The Massachusetts Institute of Technology (MIT) is making underwater operations easier for human-machine teams, unveiling a set of algorithms to improve coordination and perception in challenging environments.
Building on foundational work from the MIT Marine Robotics Group, a team led by principal investigator Madeline Miller developed a navigation algorithm that tracks a diver’s position relative to an autonomous underwater vehicle (AUV).
“With the algorithm demonstrated by MIT, the vehicle only needed to calculate the distance, or range, to the diver at regular intervals to solve the optimization problem of estimating the positions of both the vehicle and diver over time,” Miller said.
By maintaining accurate position tracking between the diver and AUV, the algorithm helps enable coordinated movement and real-time adjustments in low-visibility environments.
AI Classifier
For underwater perception, the team also developed an algorithm that processes optical and sonar data collected during missions and classifies what it sees.
It is also designed to seek human input for objects that cannot be confidently classified.

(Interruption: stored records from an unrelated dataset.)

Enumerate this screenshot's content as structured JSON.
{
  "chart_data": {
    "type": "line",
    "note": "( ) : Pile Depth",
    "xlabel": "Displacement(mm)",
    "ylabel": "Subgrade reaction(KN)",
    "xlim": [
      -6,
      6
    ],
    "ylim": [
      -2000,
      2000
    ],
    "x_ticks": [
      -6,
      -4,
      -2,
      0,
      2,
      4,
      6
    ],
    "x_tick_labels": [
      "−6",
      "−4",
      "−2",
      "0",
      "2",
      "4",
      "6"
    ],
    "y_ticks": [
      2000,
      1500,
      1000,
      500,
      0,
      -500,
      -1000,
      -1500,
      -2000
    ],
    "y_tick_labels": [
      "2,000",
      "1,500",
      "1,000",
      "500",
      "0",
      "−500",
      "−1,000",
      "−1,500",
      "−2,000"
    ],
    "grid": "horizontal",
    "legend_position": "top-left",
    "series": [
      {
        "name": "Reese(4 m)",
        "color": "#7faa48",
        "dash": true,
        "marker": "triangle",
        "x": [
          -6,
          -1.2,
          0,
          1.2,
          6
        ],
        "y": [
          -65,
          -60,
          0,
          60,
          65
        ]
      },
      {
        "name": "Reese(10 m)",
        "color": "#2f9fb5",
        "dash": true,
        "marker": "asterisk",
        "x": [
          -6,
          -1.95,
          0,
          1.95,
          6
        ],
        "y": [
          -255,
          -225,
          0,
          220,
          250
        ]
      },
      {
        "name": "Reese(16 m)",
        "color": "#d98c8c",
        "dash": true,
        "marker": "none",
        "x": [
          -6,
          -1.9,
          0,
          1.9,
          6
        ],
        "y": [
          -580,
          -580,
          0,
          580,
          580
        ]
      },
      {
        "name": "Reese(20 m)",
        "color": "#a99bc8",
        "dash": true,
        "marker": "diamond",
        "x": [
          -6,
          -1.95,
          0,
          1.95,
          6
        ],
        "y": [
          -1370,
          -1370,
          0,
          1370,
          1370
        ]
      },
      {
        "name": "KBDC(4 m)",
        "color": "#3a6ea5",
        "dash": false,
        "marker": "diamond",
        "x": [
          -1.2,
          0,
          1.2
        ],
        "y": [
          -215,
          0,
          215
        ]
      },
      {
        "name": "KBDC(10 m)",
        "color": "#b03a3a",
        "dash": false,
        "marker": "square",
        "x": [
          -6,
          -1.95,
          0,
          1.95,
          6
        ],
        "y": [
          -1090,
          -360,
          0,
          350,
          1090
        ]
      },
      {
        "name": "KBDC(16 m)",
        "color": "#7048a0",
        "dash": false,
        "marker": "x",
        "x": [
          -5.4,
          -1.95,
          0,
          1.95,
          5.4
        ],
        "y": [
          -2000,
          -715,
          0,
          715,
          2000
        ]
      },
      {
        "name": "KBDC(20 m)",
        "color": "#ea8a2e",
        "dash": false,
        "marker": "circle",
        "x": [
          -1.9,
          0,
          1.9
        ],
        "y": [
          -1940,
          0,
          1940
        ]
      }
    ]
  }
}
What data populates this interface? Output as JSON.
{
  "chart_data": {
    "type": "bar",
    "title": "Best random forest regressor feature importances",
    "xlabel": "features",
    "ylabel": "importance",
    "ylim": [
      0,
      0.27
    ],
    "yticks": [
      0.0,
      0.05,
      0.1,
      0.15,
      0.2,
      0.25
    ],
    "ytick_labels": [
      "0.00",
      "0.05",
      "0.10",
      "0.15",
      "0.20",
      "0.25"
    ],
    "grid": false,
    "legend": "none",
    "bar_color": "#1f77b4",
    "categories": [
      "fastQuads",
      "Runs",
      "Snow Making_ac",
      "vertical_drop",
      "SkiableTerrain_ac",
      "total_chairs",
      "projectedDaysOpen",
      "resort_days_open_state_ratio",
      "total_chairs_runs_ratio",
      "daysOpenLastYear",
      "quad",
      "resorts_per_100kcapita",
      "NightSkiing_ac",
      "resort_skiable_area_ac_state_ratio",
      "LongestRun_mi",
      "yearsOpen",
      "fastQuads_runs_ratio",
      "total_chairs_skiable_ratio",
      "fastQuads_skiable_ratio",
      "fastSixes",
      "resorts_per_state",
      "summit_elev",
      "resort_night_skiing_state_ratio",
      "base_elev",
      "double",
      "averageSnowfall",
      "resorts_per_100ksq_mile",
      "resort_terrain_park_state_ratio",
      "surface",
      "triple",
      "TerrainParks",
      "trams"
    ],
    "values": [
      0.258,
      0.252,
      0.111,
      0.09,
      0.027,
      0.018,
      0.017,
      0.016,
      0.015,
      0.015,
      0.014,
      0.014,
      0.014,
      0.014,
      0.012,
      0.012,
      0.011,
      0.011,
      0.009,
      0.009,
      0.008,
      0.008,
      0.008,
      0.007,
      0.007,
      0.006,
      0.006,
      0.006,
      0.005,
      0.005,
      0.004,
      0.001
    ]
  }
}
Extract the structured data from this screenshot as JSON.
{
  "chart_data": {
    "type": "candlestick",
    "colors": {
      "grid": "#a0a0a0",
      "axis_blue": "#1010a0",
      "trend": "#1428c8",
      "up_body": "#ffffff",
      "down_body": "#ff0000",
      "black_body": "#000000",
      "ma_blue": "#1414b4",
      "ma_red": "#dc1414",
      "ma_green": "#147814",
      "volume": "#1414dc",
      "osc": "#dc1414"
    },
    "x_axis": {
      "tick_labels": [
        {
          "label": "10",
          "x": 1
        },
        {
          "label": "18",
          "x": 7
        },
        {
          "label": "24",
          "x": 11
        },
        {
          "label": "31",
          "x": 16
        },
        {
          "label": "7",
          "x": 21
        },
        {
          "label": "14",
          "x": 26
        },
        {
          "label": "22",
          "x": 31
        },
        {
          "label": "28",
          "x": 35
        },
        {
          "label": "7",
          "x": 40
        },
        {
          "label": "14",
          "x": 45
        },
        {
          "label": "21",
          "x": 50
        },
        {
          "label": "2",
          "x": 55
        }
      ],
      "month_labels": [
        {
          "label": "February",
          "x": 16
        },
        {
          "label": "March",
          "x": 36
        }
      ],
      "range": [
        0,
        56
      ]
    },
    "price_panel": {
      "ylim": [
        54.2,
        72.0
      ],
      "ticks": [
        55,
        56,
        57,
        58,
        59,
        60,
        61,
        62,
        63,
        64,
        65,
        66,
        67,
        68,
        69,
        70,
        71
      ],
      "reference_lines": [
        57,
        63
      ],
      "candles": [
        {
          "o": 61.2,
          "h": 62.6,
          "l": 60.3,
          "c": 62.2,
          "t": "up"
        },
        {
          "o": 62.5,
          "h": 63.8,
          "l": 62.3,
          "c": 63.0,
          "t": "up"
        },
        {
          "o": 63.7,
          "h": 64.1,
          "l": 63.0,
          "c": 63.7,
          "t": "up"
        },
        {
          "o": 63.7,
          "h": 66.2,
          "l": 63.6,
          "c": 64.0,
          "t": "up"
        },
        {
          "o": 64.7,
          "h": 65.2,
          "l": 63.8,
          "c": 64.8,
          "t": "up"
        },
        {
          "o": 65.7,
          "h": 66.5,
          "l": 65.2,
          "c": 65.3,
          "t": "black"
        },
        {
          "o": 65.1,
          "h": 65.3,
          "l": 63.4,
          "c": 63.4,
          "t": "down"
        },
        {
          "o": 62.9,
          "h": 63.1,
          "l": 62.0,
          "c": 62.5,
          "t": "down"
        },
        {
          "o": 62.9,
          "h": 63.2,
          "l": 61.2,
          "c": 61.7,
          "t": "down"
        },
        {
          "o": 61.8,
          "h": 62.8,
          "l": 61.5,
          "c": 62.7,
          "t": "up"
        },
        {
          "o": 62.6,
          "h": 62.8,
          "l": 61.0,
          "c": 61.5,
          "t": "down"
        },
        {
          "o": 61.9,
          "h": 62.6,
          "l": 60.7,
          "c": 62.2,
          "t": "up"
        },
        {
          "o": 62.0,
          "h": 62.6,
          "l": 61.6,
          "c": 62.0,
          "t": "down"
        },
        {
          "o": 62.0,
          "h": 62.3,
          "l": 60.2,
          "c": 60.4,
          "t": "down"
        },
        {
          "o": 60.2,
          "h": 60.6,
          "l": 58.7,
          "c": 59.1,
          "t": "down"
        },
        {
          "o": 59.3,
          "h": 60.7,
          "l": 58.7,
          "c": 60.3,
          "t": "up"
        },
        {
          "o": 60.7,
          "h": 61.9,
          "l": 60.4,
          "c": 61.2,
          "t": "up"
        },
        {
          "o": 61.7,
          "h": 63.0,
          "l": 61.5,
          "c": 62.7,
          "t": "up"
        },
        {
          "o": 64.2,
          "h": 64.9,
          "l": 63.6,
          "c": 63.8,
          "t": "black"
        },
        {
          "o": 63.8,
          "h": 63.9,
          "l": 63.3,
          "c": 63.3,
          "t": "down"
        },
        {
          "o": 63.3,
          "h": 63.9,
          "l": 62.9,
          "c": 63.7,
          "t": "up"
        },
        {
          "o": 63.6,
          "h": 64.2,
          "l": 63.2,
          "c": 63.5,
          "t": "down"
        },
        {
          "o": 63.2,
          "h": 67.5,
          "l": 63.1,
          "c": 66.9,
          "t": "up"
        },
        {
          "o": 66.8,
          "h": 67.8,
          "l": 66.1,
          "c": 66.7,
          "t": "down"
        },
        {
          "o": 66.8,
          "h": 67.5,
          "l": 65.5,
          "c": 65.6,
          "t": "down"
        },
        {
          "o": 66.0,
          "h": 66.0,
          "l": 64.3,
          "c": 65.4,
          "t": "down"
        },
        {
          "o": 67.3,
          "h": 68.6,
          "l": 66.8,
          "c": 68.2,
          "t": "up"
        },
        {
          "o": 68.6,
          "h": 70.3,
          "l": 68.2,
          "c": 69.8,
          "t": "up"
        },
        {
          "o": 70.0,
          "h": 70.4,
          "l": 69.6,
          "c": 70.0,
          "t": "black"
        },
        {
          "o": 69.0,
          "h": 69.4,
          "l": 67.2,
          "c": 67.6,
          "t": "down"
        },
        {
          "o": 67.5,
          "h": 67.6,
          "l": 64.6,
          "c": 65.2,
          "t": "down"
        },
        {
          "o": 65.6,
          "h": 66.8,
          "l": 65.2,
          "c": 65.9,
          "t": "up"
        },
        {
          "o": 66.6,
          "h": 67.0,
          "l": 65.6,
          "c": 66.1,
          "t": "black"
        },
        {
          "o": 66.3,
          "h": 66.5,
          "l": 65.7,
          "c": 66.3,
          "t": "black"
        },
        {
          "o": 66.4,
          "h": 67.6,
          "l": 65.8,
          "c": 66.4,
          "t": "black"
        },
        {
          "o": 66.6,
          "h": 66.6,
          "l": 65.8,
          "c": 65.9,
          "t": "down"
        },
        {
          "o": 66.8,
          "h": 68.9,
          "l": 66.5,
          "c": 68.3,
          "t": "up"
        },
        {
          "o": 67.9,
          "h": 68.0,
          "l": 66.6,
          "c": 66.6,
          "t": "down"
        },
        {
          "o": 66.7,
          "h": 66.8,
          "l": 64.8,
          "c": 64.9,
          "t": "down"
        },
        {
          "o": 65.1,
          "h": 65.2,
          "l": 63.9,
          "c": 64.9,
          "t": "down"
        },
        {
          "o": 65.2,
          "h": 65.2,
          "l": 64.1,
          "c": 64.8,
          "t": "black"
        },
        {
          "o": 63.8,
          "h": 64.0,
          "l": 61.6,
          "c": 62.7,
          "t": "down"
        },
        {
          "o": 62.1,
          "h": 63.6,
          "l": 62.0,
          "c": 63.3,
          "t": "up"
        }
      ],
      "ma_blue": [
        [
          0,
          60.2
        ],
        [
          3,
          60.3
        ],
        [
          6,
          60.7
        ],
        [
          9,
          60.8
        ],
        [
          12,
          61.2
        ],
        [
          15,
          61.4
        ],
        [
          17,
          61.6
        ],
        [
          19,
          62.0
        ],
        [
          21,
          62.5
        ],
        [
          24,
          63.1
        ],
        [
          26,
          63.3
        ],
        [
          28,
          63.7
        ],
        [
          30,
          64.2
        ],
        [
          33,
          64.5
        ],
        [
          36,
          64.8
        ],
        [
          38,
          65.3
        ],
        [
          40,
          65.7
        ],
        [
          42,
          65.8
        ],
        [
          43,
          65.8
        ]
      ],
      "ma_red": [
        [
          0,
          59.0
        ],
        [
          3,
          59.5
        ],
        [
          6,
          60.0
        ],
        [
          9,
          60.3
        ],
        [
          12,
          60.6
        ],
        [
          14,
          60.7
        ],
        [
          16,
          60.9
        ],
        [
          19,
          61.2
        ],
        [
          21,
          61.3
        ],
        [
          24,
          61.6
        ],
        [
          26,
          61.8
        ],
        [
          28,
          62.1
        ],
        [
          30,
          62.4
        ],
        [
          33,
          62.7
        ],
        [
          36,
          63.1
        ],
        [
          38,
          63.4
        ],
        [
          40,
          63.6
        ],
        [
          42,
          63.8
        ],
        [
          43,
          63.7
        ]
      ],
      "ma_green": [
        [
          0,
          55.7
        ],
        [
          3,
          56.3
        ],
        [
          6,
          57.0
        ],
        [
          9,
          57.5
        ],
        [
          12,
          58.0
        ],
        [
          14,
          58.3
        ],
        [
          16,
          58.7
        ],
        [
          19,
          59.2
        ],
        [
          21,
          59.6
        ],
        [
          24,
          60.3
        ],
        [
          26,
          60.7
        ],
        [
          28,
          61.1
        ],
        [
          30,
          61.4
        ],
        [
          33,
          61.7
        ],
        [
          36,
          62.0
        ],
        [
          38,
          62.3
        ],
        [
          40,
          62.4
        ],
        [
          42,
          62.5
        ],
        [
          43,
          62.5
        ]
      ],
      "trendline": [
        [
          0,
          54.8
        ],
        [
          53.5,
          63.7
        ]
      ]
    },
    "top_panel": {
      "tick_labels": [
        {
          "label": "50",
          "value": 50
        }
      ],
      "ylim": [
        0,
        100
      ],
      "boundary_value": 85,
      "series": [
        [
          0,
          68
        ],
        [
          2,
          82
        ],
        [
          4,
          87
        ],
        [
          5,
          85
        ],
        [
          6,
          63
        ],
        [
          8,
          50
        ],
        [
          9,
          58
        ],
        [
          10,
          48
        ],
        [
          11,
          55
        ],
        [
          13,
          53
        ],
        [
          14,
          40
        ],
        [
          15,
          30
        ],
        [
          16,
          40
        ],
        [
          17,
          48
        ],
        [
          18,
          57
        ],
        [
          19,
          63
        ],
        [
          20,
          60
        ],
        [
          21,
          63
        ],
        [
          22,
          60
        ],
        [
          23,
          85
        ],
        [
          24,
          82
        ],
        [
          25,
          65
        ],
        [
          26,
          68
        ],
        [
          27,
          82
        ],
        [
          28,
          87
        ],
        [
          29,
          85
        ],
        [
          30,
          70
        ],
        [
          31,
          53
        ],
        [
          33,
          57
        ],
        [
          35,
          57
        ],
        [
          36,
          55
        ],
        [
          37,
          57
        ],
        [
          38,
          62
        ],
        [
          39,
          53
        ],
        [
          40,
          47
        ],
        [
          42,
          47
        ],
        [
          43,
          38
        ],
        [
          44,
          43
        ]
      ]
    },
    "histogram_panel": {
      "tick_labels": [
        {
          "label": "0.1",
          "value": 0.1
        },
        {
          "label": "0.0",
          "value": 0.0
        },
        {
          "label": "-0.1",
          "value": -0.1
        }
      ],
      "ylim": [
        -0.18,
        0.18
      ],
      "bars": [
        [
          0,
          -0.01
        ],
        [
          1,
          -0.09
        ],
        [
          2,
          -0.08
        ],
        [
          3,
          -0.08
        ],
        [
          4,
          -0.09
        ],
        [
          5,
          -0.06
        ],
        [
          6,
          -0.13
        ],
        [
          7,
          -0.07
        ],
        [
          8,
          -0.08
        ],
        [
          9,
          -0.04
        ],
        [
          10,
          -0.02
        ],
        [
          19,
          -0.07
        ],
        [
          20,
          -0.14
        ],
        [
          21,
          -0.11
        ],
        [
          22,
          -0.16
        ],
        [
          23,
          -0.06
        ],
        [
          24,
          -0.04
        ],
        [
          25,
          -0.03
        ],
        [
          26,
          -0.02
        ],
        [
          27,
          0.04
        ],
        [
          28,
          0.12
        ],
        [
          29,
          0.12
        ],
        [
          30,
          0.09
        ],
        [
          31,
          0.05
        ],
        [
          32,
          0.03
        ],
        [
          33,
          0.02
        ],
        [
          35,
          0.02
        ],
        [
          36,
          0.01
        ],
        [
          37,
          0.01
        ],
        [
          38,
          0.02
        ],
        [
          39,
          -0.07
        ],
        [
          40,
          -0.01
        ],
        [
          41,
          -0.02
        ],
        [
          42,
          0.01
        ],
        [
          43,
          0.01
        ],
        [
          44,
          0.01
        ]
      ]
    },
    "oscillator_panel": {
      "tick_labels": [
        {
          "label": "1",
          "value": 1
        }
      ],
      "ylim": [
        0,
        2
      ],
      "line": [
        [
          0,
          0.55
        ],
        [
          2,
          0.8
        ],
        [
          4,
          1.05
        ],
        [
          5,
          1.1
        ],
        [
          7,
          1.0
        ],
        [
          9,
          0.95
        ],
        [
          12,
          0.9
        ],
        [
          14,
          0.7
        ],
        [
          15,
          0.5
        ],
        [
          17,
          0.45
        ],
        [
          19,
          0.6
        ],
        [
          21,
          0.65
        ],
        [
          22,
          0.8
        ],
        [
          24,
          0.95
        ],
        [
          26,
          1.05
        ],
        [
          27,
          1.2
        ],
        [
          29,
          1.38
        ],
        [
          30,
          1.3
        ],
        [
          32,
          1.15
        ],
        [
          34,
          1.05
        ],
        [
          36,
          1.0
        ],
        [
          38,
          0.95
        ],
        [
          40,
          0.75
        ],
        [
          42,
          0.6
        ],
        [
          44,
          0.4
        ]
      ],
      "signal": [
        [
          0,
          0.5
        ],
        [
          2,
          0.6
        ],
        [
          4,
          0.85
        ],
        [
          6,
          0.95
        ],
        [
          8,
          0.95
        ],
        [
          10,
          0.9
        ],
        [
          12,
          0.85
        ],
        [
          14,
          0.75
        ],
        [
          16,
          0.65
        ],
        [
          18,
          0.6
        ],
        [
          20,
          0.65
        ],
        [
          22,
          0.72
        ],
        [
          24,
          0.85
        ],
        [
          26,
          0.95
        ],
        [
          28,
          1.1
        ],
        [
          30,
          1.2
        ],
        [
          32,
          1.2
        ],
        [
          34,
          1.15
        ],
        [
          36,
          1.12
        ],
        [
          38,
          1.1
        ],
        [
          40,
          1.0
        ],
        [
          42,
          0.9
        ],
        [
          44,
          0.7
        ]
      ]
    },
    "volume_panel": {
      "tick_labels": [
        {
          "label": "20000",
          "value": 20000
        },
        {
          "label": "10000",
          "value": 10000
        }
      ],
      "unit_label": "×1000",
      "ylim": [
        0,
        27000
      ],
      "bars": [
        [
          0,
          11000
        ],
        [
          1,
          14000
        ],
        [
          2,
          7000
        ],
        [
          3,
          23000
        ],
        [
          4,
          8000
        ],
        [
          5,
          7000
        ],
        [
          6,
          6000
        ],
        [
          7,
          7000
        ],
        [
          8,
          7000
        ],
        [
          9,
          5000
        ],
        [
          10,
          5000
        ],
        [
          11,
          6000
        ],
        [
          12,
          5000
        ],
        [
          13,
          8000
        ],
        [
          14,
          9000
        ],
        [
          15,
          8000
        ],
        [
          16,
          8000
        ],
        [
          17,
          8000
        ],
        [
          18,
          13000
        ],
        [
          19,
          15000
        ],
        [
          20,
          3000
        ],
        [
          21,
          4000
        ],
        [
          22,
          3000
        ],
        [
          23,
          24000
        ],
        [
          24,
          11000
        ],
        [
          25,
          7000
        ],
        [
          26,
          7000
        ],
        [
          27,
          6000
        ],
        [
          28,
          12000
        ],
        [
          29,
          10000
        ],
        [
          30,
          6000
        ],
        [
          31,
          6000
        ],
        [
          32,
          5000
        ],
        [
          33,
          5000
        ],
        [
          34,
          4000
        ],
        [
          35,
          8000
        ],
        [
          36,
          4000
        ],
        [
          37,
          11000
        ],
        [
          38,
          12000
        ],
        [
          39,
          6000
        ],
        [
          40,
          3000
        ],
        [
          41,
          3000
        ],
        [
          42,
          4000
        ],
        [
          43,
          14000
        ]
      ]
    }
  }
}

“The idea is for the classifier to pass along some information — say, a bounding box around an image — to the diver and indicate, ‘I think this is a tire, but I’m not sure. What do you think?’ Then, the diver can respond, ‘Yes, you’ve got it right, or no, look over here in the image to improve your classification’,” Miller explained.
This supports human-machine teaming by combining the AUV’s real-time sensing with diver judgment, improving classification accuracy in uncertain cases during missions.
The Problem It Solves
Underwater human-robot teams are currently limited by communication constraints and the difficulty of processing information in real time below the surface.
While AUVs can process data quickly, they lack the dexterity required for complex physical tasks such as infrastructure repair.
In low-light deep-sea environments, conventional sensors also tend to produce limited imagery, often restricting data quality and slowing the development of training datasets for underwater AI systems.
Miller’s team aims to bridge these gaps by combining human judgment with robotic perception and autonomy in a coordinated system.
Early testing at the Great Lakes Research Center included a tube-shaped prototype designed to facilitate direct communication between divers and AUVs.
Miller is now seeking industry partnerships to further refine the technologies, with interest from both military and commercial sectors.
“Ultimately, we want to devise solutions for navigation and perception in expeditionary environments,” she said.